I found this site yesterday. Looks pretty good. There's a bunch of turkeys on there now.

https://www.pixcontroller.com/WebCam/WebCam.htm


----------



## honers (Dec 5, 2009)

now this thing is neater than schnockee.....sure is a good thing to pass time when you have to sit at work for 12 boring hours....nice find....tks


----------



## ACarbone624 (Dec 5, 2009)

Very nice Bill! =D>


----------



## Andy (Dec 5, 2009)

I forgot about that one.. Jim posted it up back in the spring. Thanks for the reminder. :beer:


----------



## Quackrstackr (Dec 6, 2009)

That's a first.

I just looked and there's somebody monkeying with the camera.
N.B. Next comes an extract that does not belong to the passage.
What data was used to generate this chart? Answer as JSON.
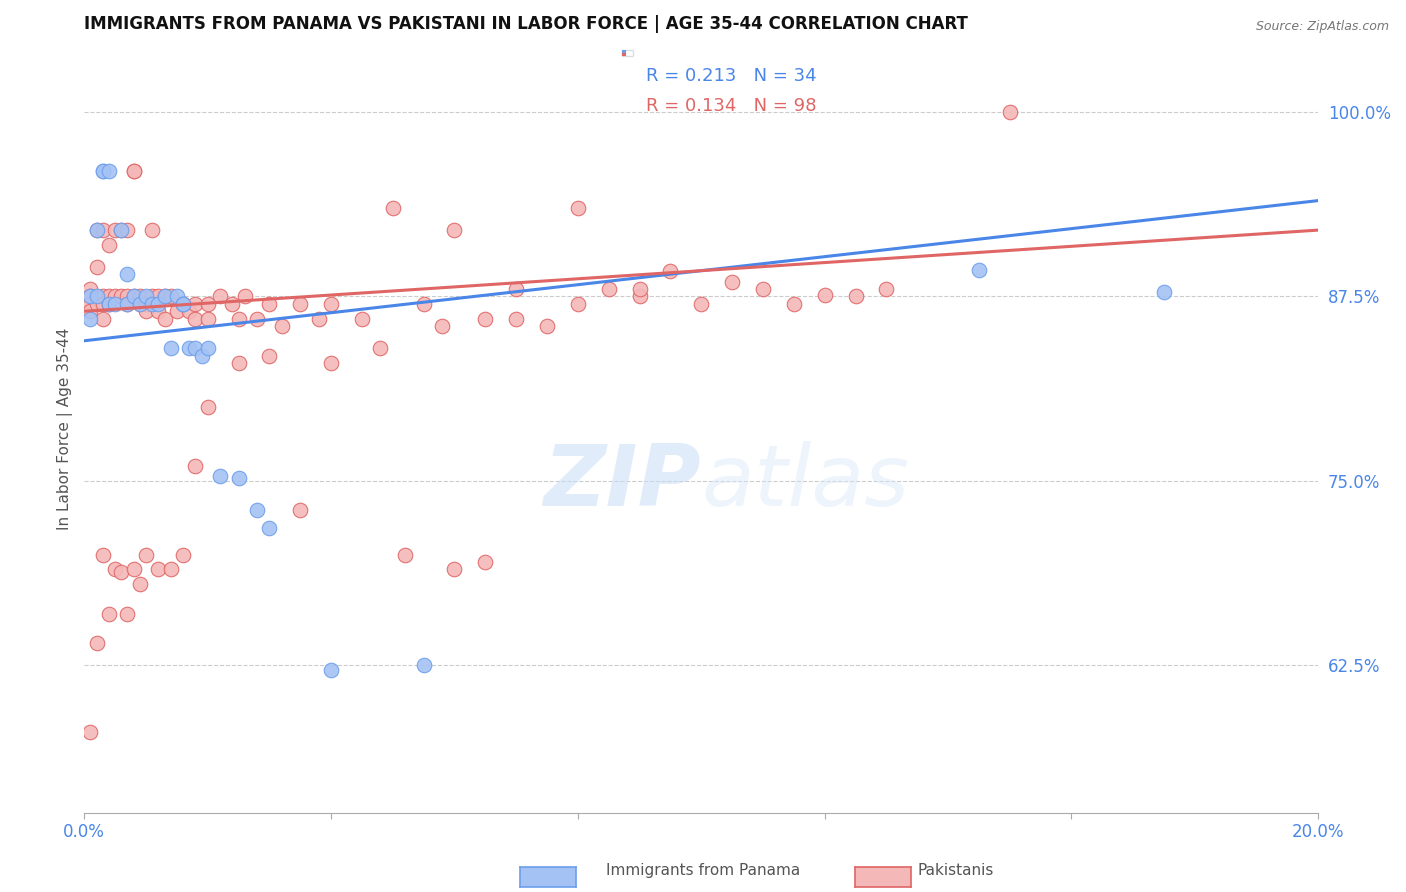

They moved it a full 90* and cleaned the lens. :lol: 

What are the odds of the timing on that one?

I suspect there won't be anything seen for a while now if there's somebody out there doing maintenance.


----------



## honers (Dec 7, 2009)

ya...i watched this thing all day yesterday from work....one of the moderators lives only a 1/4 mile from it...he had to go and change the card or something like that...bout the time a big ole brood of turkeys came in the cam went down....but also while chattin with the people there they mentioned another one that's pretty neat....

https://www.useewildlife.com/

enjoy this one....i sure did


----------



## BassAddict (Dec 7, 2009)

Cool cam!!! Here is my favorite https://www.stevesantfarm.com/p1.html


----------



## bcritch (Dec 21, 2009)

More action on this one:

https://sports.espn.go.com/outdoors/hunting/news/story?id=4525359


----------



## bcritch (Dec 21, 2009)

BassAddict said:


> Cool cam!!! Here is my favorite https://www.stevesantfarm.com/p1.html




That's like watching paint dry :LOL2:


----------



## BassAddict (Dec 21, 2009)

bcritch said:


> BassAddict said:
> 
> 
> > Cool cam!!! Here is my favorite https://www.stevesantfarm.com/p1.html
> ...



So you dont think BassAddictsAntFarm.com will be a hit?


----------



## bcritch (Dec 21, 2009)

BassAddict said:


> bcritch said:
> 
> 
> > BassAddict said:
> ...



I'd rather watch a web cam of you making baits :LOL2:


----------